Saturday 14 June 2014

(.... till I end my song}


                                                                     


                        I BECOME A BRITISH CITIZEN


            I am back at the point where I started my story.  It was my good luck that I had explained my circumstances to the Personnel Officer, and that she had not picked up on them.   It was my good luck that I had been offered a job with NATO, even though I had failed the shorthand test.  Perhaps my good degree tipped the balance, or perhaps they just needed more girls.  I had soon found out that the Personnel Officer had a drink problem, and was not really up to her job.   In fact she left NATO soon afterwards.  In any event, this meant that once I had arrived in Paris, the Organisation bore a certain responsibility for me.

         With the doughty Mme Dreyfus in charge, supported by my boss, M. Woirin, and some senior NATO officials, events were set in motion, and within a few weeks I was asked to present myself at the British Consulate in Paris, where I met a charming lady, Betty Barclay, the British Consul.  I was given my papers of naturalization to sign, in which I declared my allegiance to the United Kingdom, I became a naturalized British citizen, and received my British passport.  After many years of struggle over the problem of my nationality, now, with a little influential pressure, it was all resolved and I was able to get my French ID card and so stay on in Paris.

         My gratitude to Mme Dreyfus and to NATO was unbounded, and still is.  At last I had an official status, I was no longer an alien having to report to the police whenever I changed my address.  This word had been buried deep in my unconscious, together with other words such as ‘illegitimate,’ ‘sinistre’,  'stupid.' Worse still, the French word ‘aliéné’ meant to be mad, insane, deranged!  Thus is our sense of identity formed through outward circumstances.  This sense of identity would continue to be formed and reformed through outward events.  All these inchoate and buried ideas had contributed to my complete lack of self confidence.   Although through my reading I had built up an imaginary world, and created a barrier against the real world.

         I never discussed this with my mother, like so many other things, but I imagine she must have felt a sense of guilt about it.

         We found a place to live after some searching, as accommodation in Paris was scarce and expensive.  Our new address was on the Avenue Franklin Roosevelt, just off the Champs Elysées.  The flat, so-called, was in a ‘maison de maître’ or town house belonging to the Count and Countess de Saint Poix who lived in the country.  It was a beautiful house, painted pale eau-de-nil, with shutters of the same colour, with a courtyard presided over by the concierge.
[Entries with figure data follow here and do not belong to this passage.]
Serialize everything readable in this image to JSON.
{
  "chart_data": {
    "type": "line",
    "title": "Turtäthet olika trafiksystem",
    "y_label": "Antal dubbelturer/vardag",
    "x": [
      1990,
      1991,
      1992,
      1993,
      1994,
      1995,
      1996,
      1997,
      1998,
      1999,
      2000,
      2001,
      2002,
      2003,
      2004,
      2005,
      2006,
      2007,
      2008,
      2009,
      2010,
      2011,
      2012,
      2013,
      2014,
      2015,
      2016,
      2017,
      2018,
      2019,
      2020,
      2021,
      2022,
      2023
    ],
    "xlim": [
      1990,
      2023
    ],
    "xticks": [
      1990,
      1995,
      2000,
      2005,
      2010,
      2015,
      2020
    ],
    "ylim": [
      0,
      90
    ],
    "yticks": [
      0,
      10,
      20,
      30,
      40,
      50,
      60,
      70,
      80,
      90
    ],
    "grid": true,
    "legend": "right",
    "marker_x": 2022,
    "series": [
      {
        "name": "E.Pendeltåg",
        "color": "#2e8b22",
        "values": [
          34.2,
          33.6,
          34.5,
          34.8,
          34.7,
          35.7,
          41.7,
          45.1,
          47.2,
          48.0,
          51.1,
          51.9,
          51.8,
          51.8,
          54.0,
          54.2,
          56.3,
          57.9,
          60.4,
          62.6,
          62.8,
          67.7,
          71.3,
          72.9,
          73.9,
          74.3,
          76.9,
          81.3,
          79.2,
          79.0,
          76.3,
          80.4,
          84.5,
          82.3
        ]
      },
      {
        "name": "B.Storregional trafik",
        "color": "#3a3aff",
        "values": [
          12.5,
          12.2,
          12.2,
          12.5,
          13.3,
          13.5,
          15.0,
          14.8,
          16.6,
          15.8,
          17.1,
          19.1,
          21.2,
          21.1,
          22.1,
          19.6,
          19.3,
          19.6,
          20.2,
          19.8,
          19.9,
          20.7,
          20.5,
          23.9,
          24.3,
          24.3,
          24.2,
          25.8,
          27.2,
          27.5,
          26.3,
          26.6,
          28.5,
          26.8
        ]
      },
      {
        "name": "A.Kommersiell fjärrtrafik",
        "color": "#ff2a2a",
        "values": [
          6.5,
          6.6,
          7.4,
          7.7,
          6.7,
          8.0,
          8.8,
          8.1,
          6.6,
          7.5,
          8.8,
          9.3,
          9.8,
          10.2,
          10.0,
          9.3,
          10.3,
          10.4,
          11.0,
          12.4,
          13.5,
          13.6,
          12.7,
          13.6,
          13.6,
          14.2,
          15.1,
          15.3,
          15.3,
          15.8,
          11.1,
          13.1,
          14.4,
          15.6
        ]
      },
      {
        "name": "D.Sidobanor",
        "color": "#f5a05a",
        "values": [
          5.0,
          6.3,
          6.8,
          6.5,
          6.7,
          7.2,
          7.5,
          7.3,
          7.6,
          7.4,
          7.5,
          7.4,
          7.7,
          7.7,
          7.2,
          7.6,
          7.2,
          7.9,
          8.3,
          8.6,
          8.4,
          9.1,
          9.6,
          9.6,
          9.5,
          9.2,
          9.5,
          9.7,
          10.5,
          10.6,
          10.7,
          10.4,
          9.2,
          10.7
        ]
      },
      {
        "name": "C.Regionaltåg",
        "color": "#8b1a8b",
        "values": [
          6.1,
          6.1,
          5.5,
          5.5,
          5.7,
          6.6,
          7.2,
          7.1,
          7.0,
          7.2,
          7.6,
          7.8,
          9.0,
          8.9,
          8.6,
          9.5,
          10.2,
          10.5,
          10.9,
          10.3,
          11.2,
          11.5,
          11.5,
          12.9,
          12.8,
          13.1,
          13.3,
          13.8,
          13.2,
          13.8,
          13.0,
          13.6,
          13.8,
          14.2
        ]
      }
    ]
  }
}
He lived in a little cottage at the side of it.   Our living arrangements were slightly unusual:  they had been the servants’ quarters, and consisted of a long corridor which had a toilet at one end, then a small gas cooker halfway along;   this opened out into what was my mother’s bedroom, and off that there was a large room with a bath in it and my bed.  It was by no means ideal, but we were seduced by the glamour of the location and the external beauty of the house.  I was young and still entranced by living in Paris;  it seemed to me  Bohemian and romantic.  Added to which, we looked out onto the back of the famous five star restaurant called Lasserre!
        
         My mother, now seventy three, took it all in her stride.  Still very active, she enjoyed the variety of the French markets and finding her way around the shops.  With her French she was able to talk to the shop keepers and the very extrovert French. She still managed to produce delicious meals for us on two gas rings.

         We were due to move into the new headquarters at the end of the year.  The new NATO building was a large and imposing structure in the shape of an A, situated at the Porte Dauphine by the Bois de Boulogne, so it was a very pleasant, wooded area and not too far out from the centre of Paris.  The move was a huge operation, especially since a large part of the contents were classified Secret.  I had had to sign the Official Secrets Act when I first arrived.  We had to pack all the documents up before we left the old building, then the Staff were given some days off whilst everything was transported to the new building. When we came back to our new office, it all had to be unpacked again.

         The new building now housed not only what was known as the International Staff, but also all the delegations of the fifteen nations which made up NATO, and the Office of the Secretary General.  I missed the old building, with its friendliness and somewhat ramshackle appearance, which gave it a casual, almost carefree feeling. I missed the old cafetaria with its delicious French food.  M. Woirin could no longer jump in through the window, but had to come up the stairs like other ordinary mortals.  We now had a huge canteen, with different caterers, and the food took on the blandness of mass production. We had an office on the first floor, neat and functional.  I felt this was where my life in NATO began in earnest.  Up to then, it had seemed more like a holiday!